A Japanese television company is to train a camera on the sky over two Scottish hills for six months in an attempt to film a UFO.
The camera will run continuously in the hope of picking up extra-terrestrial spacecraft visiting East Lothian.
The area is better known for its golf courses, such as the one at Gullane which attracts players from around the world. But Berwick Law and Traprain Law, two extinct volcanoes which rise dramatically from the flat land on the south bank of the Firth of Forth, have gained a reputation among UFO enthusiasts for strange visitations. Berwick Law rises above the seaside town of North Berwick. The hill is known for its prehistoric remains and was the site of an Iron Age fort.
A film crew hired by a Japanese television company plans to set up a camera on the roof of the Templar Lodge Hotel, in Gullane, in the spring. The cameras will be trained on both hills, and their footage will be broadcast on the Internet. Stephen Prior, the head of marketing at Templar Lodge, refused to name the television company involved. He said: "There is a long Celtic tradition of fairies on the hills. Traditionally, you wouldn't take your baby up there for fear of it being turned into a changeling.

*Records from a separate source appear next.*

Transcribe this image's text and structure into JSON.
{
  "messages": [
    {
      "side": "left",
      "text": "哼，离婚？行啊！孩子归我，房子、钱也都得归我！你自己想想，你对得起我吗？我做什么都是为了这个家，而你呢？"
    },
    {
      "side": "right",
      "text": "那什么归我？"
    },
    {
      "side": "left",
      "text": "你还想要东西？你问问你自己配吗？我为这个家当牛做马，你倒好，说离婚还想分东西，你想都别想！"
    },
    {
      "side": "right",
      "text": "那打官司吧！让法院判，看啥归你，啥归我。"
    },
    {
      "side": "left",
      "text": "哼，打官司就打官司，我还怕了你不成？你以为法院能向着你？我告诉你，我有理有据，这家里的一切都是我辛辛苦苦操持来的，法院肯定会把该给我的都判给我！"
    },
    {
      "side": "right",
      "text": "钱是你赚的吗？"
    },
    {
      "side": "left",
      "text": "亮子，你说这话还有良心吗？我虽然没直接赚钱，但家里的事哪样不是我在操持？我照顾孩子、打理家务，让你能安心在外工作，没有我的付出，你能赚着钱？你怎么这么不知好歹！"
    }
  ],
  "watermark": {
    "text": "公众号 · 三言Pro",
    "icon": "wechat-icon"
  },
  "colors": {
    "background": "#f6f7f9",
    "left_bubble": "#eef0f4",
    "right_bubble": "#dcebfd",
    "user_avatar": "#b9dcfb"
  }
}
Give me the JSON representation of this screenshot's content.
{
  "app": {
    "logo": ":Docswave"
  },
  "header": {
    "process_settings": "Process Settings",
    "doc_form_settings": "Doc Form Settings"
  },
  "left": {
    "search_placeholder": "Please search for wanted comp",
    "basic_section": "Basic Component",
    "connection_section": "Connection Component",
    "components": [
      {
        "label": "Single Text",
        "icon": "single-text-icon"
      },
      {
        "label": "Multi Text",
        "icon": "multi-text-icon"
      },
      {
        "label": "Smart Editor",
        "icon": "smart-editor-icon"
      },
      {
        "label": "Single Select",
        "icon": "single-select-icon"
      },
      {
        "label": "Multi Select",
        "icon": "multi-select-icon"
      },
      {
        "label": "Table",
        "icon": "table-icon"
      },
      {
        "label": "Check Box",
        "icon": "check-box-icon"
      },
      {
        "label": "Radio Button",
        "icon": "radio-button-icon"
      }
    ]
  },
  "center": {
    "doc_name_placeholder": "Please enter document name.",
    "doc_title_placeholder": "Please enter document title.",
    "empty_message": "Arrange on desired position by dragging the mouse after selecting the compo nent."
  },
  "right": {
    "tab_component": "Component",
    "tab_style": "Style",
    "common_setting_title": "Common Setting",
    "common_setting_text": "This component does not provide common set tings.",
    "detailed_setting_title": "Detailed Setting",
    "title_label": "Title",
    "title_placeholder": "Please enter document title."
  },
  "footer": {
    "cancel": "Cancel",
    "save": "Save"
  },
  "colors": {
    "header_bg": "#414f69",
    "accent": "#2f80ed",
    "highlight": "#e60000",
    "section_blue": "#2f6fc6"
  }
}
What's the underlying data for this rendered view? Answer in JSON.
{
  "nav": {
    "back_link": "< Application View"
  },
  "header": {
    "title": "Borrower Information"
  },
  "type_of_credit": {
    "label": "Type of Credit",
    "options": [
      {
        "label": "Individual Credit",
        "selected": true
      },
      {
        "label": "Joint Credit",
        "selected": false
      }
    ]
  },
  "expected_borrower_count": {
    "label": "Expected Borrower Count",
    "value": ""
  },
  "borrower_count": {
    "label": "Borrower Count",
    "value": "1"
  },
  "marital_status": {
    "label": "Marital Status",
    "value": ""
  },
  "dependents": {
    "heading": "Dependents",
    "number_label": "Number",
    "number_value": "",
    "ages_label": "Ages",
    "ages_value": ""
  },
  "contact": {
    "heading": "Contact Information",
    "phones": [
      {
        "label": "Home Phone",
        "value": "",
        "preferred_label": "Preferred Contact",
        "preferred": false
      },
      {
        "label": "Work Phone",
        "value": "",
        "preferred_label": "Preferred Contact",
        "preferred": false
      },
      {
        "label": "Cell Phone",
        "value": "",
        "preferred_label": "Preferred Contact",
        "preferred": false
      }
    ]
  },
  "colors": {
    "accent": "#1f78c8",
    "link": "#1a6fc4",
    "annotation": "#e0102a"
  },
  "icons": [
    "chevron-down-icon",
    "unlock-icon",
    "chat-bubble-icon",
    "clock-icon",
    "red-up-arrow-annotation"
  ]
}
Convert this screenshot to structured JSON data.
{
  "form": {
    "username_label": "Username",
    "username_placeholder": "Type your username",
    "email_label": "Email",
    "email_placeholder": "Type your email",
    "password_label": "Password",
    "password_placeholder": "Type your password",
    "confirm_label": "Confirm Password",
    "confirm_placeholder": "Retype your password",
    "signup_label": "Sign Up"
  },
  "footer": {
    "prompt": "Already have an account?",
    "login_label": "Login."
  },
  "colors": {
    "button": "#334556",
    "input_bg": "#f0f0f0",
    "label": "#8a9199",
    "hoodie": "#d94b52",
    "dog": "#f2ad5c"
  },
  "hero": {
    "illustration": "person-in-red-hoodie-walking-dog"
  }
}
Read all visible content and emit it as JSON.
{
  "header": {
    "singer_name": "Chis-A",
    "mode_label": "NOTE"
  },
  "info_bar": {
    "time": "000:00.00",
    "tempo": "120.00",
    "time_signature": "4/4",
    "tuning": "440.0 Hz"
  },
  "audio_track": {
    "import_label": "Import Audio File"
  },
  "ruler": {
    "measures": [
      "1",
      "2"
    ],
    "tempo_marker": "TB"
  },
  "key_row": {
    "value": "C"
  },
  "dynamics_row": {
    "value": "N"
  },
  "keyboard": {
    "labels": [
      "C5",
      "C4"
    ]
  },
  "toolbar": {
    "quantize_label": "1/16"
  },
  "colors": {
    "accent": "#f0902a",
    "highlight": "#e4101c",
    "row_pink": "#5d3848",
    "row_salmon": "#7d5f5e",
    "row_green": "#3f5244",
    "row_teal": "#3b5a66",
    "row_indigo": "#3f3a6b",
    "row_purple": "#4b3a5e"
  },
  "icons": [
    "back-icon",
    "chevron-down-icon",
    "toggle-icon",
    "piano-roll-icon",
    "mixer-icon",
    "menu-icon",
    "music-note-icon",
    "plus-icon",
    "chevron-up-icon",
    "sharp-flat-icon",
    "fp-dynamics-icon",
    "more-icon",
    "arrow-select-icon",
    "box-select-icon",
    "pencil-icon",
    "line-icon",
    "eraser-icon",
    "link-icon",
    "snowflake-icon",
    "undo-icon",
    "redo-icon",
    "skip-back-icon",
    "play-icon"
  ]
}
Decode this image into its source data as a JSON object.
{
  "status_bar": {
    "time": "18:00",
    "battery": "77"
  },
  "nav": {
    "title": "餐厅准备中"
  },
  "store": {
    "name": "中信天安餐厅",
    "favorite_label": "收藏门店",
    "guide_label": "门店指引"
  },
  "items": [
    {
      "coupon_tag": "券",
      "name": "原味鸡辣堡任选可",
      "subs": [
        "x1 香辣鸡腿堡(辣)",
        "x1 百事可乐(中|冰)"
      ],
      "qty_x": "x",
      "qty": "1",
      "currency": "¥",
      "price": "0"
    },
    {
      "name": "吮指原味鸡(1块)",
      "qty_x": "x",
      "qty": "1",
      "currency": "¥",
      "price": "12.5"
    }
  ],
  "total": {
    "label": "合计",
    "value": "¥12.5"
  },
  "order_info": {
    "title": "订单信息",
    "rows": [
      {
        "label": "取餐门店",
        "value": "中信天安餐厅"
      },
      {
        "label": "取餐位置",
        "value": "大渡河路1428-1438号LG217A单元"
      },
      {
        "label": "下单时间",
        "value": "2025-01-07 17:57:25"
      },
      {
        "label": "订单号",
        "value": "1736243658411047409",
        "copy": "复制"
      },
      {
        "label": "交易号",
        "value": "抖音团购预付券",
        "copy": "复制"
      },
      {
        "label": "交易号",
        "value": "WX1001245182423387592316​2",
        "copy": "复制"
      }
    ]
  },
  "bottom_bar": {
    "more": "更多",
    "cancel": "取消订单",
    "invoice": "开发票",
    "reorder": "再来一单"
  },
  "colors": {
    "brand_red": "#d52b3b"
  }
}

"Some Japanese golfers on holiday here saw something strange up there, and word of this seems to have got back to Japan. There have been plenty of sightings over the hills, although quite what they are, I do not know."
Bonnybridge, near Falkirk, is regarded as Scotland's main UFO site. Dozens of sightings have been recorded there, and enthusiasts from around the world regularly visit the town.